A dificuldade inicia na determinação da primeira fronteira: qual seria a melhor idade para demarcar a passagem da primeira para a segunda? Na mesma linha de raciocínio, qual a melhor para deixar a segunda etapa e passar à terceira e última? Em tal ambiente, parece fundamental o diálogo entre toda a sociedade civil para definir as faixas etárias mais adequadas para as passagens de uma a outra.
O artigo 10 da Constituição Federal do Brasil (CF) prevê a participação de trabalhadores e empregadores nas questões profissionais ou previdenciárias. O rito de passagem do período laboral para a aposentadoria deve considerar a capacidade de trabalho em cada grupo de atividades profissionais, e a possibilidade de geração de renda do cidadão para si e sua família, associado às expectativas de longevidade do grupo social que este cidadão está inserido. Esse o debate social.

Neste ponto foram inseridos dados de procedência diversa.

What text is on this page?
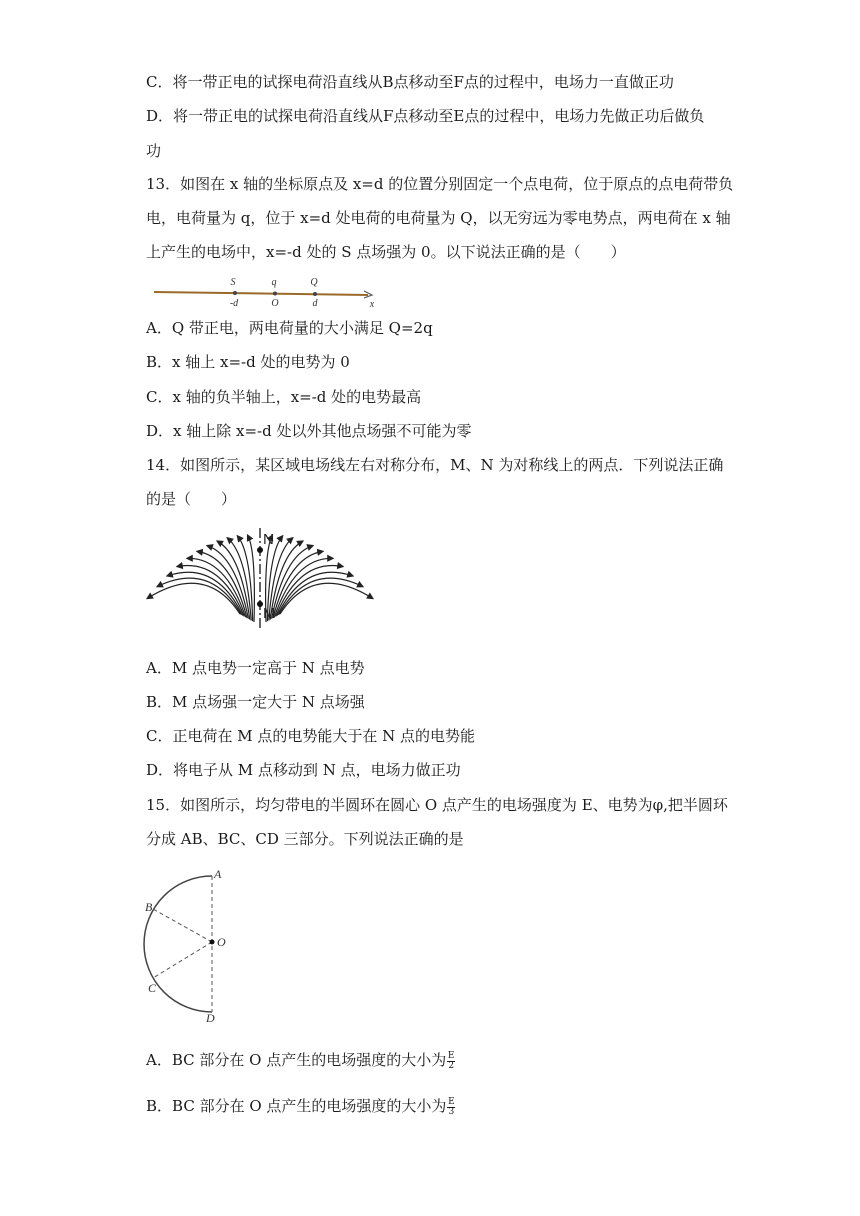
C．将一带正电的试探电荷沿直线从B点移动至F点的过程中，电场力一直做正功
D．将一带正电的试探电荷沿直线从F点移动至E点的过程中，电场力先做正功后做负
功
13．如图在 x 轴的坐标原点及 x=d 的位置分别固定一个点电荷，位于原点的点电荷带负
电，电荷量为 q，位于 x=d 处电荷的电荷量为 Q，以无穷远为零电势点，两电荷在 x 轴
上产生的电场中，x=-d 处的 S 点场强为 0。以下说法正确的是（　　）
S	q	Q
-d	O	d	x
A．Q 带正电，两电荷量的大小满足 Q=2q
B．x 轴上 x=-d 处的电势为 0
C．x 轴的负半轴上，x=-d 处的电势最高
D．x 轴上除 x=-d 处以外其他点场强不可能为零
14．如图所示，某区域电场线左右对称分布，M、N 为对称线上的两点．下列说法正确
的是（　　）
N
M
A．M 点电势一定高于 N 点电势
B．M 点场强一定大于 N 点场强
C．正电荷在 M 点的电势能大于在 N 点的电势能
D．将电子从 M 点移动到 N 点，电场力做正功
15．如图所示，均匀带电的半圆环在圆心 O 点产生的电场强度为 E、电势为φ,把半圆环
分成 AB、BC、CD 三部分。下列说法正确的是
A
B
C
O
D
A．BC 部分在 O 点产生的电场强度的大小为 $\frac{E}{2}$
B．BC 部分在 O 点产生的电场强度的大小为 $\frac{E}{3}$
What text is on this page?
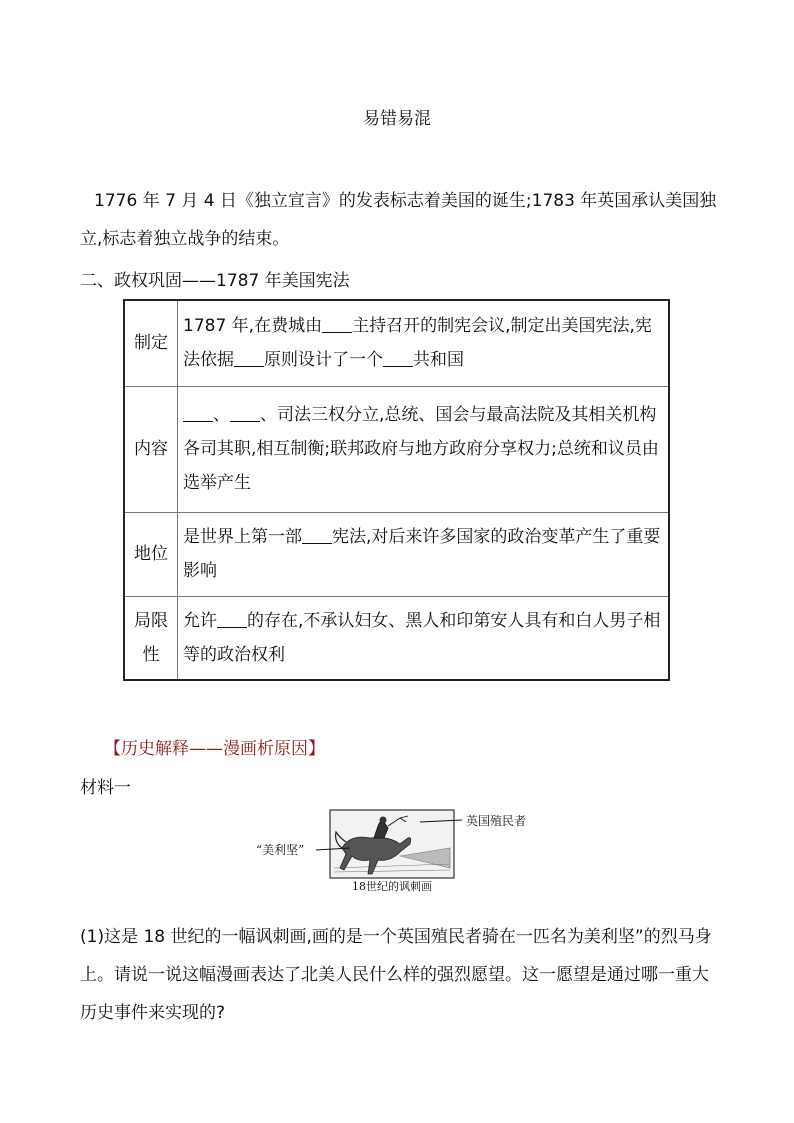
易错易混
1776 年 7 月 4 日《独立宣言》的发表标志着美国的诞生;1783 年英国承认美国独立,标志着独立战争的结束。
二、政权巩固——1787 年美国宪法
制定	1787 年,在费城由 主持召开的制宪会议,制定出美国宪法,宪法依据 原则设计了一个 共和国
内容	、 、司法三权分立,总统、国会与最高法院及其相关机构各司其职,相互制衡;联邦政府与地方政府分享权力;总统和议员由选举产生
地位	是世界上第一部 宪法,对后来许多国家的政治变革产生了重要影响
局限性	允许 的存在,不承认妇女、黑人和印第安人具有和白人男子相等的政治权利
【历史解释——漫画析原因】
材料一
英国殖民者
“美利坚”
18世纪的讽刺画
(1)这是 18 世纪的一幅讽刺画,画的是一个英国殖民者骑在一匹名为美利坚”的烈马身上。请说一说这幅漫画表达了北美人民什么样的强烈愿望。这一愿望是通过哪一重大历史事件来实现的?
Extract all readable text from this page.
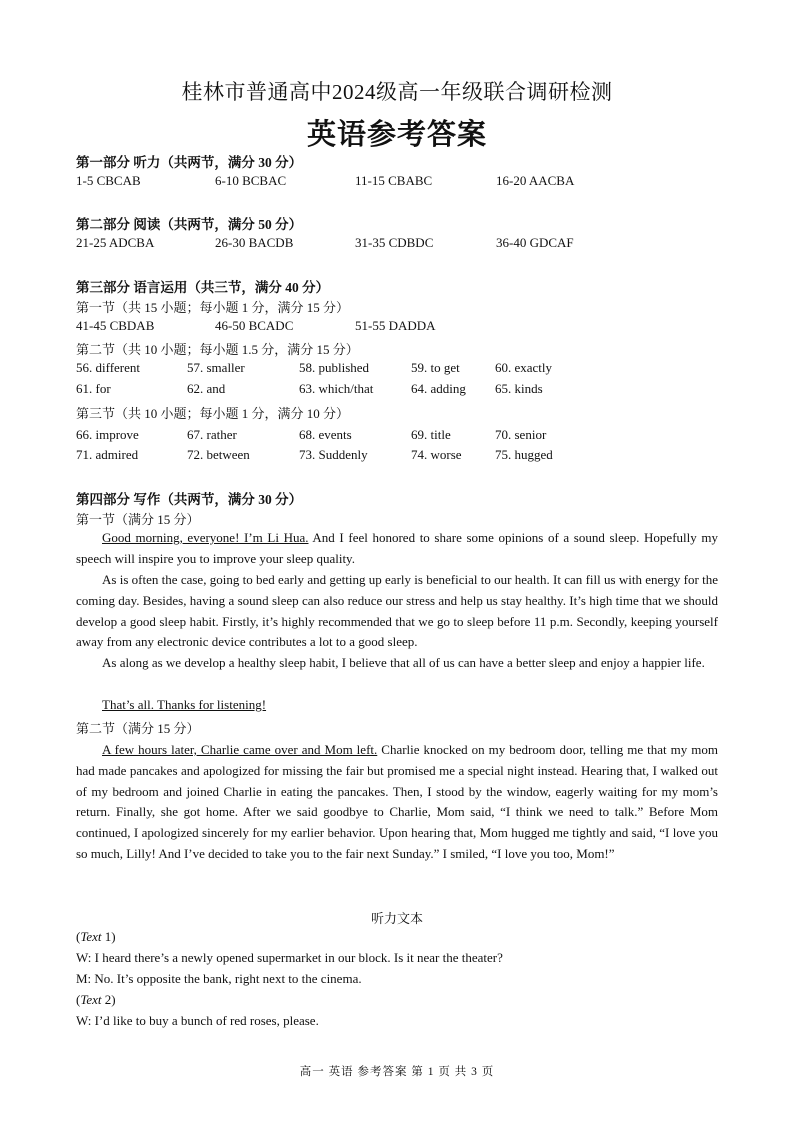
桂林市普通高中2024级高一年级联合调研检测
英语参考答案
第一部分 听力（共两节，满分 30 分）
1-5 CBCAB	6-10 BCBAC	11-15 CBABC	16-20 AACBA
第二部分 阅读（共两节，满分 50 分）
21-25 ADCBA	26-30 BACDB	31-35 CDBDC	36-40 GDCAF
第三部分 语言运用（共三节，满分 40 分）
第一节（共 15 小题；每小题 1 分，满分 15 分）
41-45 CBDAB	46-50 BCADC	51-55 DADDA
第二节（共 10 小题；每小题 1.5 分，满分 15 分）
56. different	57. smaller	58. published	59. to get	60. exactly
61. for	62. and	63. which/that	64. adding 65. kinds
第三节（共 10 小题；每小题 1 分，满分 10 分）
66. improve	67. rather	68. events	69. title	70. senior
71. admired	72. between	73. Suddenly	74. worse	75. hugged
第四部分 写作（共两节，满分 30 分）
第一节（满分 15 分）
Good morning, everyone! I’m Li Hua. And I feel honored to share some opinions of a sound sleep. Hopefully my speech will inspire you to improve your sleep quality.
As is often the case, going to bed early and getting up early is beneficial to our health. It can fill us with energy for the coming day. Besides, having a sound sleep can also reduce our stress and help us stay healthy. It’s high time that we should develop a good sleep habit. Firstly, it’s highly recommended that we go to sleep before 11 p.m. Secondly, keeping yourself away from any electronic device contributes a lot to a good sleep.
As along as we develop a healthy sleep habit, I believe that all of us can have a better sleep and enjoy a happier life.
That’s all. Thanks for listening!
第二节（满分 15 分）
A few hours later, Charlie came over and Mom left. Charlie knocked on my bedroom door, telling me that my mom had made pancakes and apologized for missing the fair but promised me a special night instead. Hearing that, I walked out of my bedroom and joined Charlie in eating the pancakes. Then, I stood by the window, eagerly waiting for my mom’s return. Finally, she got home. After we said goodbye to Charlie, Mom said, “I think we need to talk.” Before Mom continued, I apologized sincerely for my earlier behavior. Upon hearing that, Mom hugged me tightly and said, “I love you so much, Lilly! And I’ve decided to take you to the fair next Sunday.” I smiled, “I love you too, Mom!”
听力文本
(Text 1)
W: I heard there’s a newly opened supermarket in our block. Is it near the theater?
M: No. It’s opposite the bank, right next to the cinema.
(Text 2)
W: I’d like to buy a bunch of red roses, please.
高一 英语 参考答案 第 1 页 共 3 页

Neste ponto aparece outro aspecto, tão importante quanto o primeiro: a capacidade de financiamento da previdência social, exercida pelo estado em nome da sociedade, que paga a conta pelos impostos recolhidos. É o debate fiscal. Um não pode ser discutido sem levar em conta o outro, para que se determine a sustentabilidade do sistema. Se, por um lado, o apelo social preponderar, poderá assegurar direitos sem reunir as condições necessárias ao seu financiamento. Lado outro, o aspecto fiscal isoladamente poderá asfixiar aposentados e pensionistas. A atenção à sustentabilidade do sistema está expressa no parágrafo 5º do artigo 195 da CF:
“Nenhum benefício ou serviço da seguridade social poderá ser criado, majorado ou estendido sem a correspondente fonte de custeio total”.
Para melhor deliberação das idades fronteiriças às etapas da vida do cidadão, deverá ser estimada a longevidade média da população. Aqui entra a ciência atuarial. E essa entrada está prevista na CF, no artigo 40, que trata da previdência dos servidores públicos (federal, distrital, estadual e municipal), e no artigo 201, que trata da previdência social dos trabalhadores nas empresas privadas. Em ambos, idêntica determinação: devem ser
“(...) observados critérios que preservem o equilíbrio financeiro e atuarial (...)”.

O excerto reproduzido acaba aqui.